To guarantee that the grid’s frequency is stable, there must a balance between injections and withdrawals to/from the grid at all times. The mechanism in place for this purpose is load frequency control.

Graphic representation of load frequency control
Graphic representation of load frequency control
In the event of a major load fluctuation such as a power station outage or other unpredictable variations in injection and withdrawal in the ENTSO-E grid, the control area operators’ primary reserve is activated; this is available almost immediately. Contributions of balancing capacity are voluntary. The amounts are expressed by an agreed formula based on generation output. This system maintains frequency stability.

Where there is only a brief power deficit or surplus, primary control is sufficient to stabilise the system. Primary control is defined as “an automated reestablishment of the balance between generation and consumption … within no more than 30 seconds following such imbalance” in section 7(58) of the Elektrizitätswirtschafts- und -organisationsgesetz (Electricity Act) 2010. If a longer disturbance occurs, secondary control is activated after a defined period (max 30 secs) or simultaneously with primary control, in order to relieve the burden on primary control and free it to perform the above function. While primary control ensures system stability across control areas, secondary control stabilises imbalances within a control area. Secondary control operates for periods of several minutes.
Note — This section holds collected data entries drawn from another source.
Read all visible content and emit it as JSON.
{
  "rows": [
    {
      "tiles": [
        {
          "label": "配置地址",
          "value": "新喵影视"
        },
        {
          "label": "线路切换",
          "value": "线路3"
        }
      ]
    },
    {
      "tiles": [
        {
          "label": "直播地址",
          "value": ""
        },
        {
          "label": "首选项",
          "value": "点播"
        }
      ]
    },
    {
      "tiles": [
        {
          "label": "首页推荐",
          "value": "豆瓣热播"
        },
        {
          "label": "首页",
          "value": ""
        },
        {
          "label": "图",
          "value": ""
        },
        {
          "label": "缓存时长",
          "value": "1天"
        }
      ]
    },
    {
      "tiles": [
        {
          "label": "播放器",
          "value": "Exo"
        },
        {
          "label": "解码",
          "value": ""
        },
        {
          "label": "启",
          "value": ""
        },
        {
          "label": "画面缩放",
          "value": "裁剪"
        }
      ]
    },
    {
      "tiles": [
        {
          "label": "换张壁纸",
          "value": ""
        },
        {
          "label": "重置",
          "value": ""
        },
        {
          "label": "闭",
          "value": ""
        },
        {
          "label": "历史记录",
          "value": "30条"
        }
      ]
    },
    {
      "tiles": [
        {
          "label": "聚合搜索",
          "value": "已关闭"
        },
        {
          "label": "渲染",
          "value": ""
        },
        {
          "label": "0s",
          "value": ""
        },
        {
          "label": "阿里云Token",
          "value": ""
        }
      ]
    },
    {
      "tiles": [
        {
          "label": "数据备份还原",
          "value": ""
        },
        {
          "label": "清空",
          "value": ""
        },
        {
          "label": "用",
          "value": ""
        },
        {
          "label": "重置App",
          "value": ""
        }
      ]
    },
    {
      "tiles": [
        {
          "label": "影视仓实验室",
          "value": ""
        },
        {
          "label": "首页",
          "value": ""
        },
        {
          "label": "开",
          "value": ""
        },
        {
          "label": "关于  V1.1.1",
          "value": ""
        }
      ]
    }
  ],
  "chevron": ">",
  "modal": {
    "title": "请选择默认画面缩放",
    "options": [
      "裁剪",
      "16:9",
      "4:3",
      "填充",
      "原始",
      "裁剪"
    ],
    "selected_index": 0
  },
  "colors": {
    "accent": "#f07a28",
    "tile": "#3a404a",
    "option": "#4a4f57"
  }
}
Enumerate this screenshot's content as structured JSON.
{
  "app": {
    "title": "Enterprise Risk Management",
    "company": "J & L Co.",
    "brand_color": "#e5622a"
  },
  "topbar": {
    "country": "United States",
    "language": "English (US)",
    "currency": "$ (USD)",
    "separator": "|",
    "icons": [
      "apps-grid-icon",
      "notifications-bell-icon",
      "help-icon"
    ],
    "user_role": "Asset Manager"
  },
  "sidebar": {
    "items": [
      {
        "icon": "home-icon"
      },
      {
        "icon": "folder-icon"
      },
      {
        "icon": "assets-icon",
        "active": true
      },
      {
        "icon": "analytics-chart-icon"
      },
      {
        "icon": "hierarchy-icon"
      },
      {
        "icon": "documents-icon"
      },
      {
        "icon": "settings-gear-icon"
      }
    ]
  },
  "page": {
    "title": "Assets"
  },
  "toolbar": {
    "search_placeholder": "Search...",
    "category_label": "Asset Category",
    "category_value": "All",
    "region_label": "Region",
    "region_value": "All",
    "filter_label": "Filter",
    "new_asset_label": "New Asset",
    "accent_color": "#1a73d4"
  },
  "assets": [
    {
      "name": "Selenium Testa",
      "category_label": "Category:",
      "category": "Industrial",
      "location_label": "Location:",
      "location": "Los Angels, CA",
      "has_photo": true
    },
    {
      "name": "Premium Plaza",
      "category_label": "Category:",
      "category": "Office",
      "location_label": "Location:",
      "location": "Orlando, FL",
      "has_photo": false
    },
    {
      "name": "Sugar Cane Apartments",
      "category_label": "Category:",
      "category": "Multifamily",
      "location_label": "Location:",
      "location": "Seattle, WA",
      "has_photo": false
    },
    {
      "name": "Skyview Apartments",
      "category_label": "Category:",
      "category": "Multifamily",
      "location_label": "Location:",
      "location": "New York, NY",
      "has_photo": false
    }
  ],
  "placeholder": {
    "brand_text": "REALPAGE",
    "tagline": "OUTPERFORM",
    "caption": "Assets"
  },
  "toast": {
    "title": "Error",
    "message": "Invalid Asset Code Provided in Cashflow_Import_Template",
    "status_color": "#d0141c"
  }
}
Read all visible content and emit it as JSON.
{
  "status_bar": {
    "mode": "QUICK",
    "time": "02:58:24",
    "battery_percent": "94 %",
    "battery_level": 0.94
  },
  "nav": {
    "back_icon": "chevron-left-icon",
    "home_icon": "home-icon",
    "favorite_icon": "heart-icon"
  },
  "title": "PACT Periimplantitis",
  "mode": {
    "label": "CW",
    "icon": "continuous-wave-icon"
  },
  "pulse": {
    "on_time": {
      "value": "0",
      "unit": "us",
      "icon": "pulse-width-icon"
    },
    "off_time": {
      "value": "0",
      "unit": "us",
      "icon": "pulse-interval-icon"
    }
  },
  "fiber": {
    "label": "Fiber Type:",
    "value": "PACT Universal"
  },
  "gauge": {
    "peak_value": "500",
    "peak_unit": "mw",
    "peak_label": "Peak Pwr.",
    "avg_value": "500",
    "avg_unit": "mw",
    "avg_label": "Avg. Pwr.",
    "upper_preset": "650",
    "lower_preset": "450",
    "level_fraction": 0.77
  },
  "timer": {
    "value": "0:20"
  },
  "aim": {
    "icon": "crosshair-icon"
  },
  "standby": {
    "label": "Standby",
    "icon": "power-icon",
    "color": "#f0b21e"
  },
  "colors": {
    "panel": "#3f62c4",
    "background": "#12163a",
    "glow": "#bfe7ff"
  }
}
If an imbalance persists even longer than that (>15 minutes), tertiary control takes over or is activated alongside secondary control. This is done either automatically or manually; tertiary control must be ready for dispatch no later than 15 minutes after the imbalance starts. Secondary control covers a period of up to 15 minutes; tertiary control does not necessarily have to be concluded after this time. The incident reserve available must at least be equal to the largest generating unit.

Balancing capacity is provided by technical units that have successfully completed a qualifying procedure conducted by the control area operator. They can then participate in the regular tenders for balancing capacity. Most balancing capacity is provided by power stations that can increase or decrease their input. Consumers can also participate in this mechanism by regulating their electricity off-take. Smaller units can participate in the balancing market as pools.


The responsibility of the control area operator to guarantee system stability lies with the transmission system operator. It lives up to this responsibility by carrying out load frequency control (section 7(60) Electricity Act 2010).

The control area operator procures the balancing services needed in regular tenders. All market players that fulfil the requisite technical conditions and have signed a corresponding framework agreement can participate in these tenders.

Costs and cost allocation

In line with section 68(1) Electricity Act 2010, costs for primary control are borne collectively by all electricity producers with a maximum capacity of more than 5 MW. They are distributed according to annual output.

Secondary control causes costs for the availability of balancing capacity and for the actual supply of balancing energy. Section 69 Electricity Act 2010 provides that 78% of these costs is covered by the system services charge, payable by all producers with a maximum capacity of more than 5 MW, while the residual 22% are reimbursed through the imbalance costs that are paid by the balance groups.

Physical balancing services vs calculated imbalances

The overall purpose of the balancing system is to maintain injections and withdrawals at the same level to physically guarantee that the system remains stable. A deviation from forecast supply or demand in a balance group, e.g. as a result of an outage, gives rise to an imbalance (section 7(3) Electricity Act 2010). The net imbalances across all balance groups in a control area is the balancing energy demand that the control area operator must meet. The total imbalances may be many times the balancing energy, as the balance groups’ needs may offset each other.

Put simply:

  • Balancing energy is the deviation from forecast in a control area;
  • Imbalances are deviations from forecast inside balance groups.

The balancing services are invoiced to the balance groups on the basis of the quantities recorded and the calculated costs (cf. also the general terms and conditions for the clearing and settlement agent). The manner in which these costs are passed on to suppliers and consumers is for the market players to decide.